Survival after sudden cardiac arrest (SCA) remains low and strategies to preemptively risk stratify patients at high risk of SCA is needed. This study was a large, prospective community-based study in which warning symptoms were evaluated in the 4 weeks before SCA in 839 patients between 35-65 years of age. Results showed that 430 patients (51%) had warning symptoms, mainly chest pain and dyspnea, in the 4 weeks prior to SCA (50% of men vs. 53% of women; p = 0.59). Most importantly, in most symptomatic patients (93%), symptoms recurred within the 24 hours preceding SCA, yet only 81 patients (19%) called emergency medical services to report symptoms. Survival to hospital discharge when emergency medical services was called was 32.1% (95% CI: 21.8% to 42.4%) versus 6.0% (CI: 3.5% to 8.5%) in those who did not call (p < 0.001).

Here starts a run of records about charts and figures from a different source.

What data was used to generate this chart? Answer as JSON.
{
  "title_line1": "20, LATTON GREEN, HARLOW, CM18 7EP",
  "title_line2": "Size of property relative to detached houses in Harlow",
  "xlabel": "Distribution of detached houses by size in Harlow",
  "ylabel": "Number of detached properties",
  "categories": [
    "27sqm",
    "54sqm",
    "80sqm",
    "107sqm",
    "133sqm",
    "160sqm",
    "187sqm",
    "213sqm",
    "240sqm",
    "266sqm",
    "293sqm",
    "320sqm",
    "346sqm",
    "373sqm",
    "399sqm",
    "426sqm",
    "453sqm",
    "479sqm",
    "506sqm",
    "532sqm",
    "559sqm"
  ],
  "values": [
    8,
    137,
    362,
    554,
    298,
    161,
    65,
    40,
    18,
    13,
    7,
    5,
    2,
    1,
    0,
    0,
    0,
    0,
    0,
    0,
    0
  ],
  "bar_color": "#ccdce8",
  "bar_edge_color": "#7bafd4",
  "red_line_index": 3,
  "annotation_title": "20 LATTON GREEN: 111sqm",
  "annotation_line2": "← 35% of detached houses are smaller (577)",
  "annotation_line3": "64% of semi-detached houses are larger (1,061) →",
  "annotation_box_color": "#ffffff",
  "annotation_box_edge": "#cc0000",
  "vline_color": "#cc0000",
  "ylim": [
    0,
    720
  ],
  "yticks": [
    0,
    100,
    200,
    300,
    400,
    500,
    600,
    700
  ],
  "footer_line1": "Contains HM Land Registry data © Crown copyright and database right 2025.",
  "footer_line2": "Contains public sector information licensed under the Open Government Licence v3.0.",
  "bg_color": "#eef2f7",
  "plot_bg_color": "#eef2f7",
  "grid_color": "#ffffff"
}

Although these initial results are promising, there were a number of limitations to this study. The most prominent issue was significant recall and response bias. Furthermore, symptom assessment was unavailable in almost a quarter of the patients. In conclusion, this study showed that warning symptoms of SCA are often ignored but when addressed early on lead to significant increased rates of survival.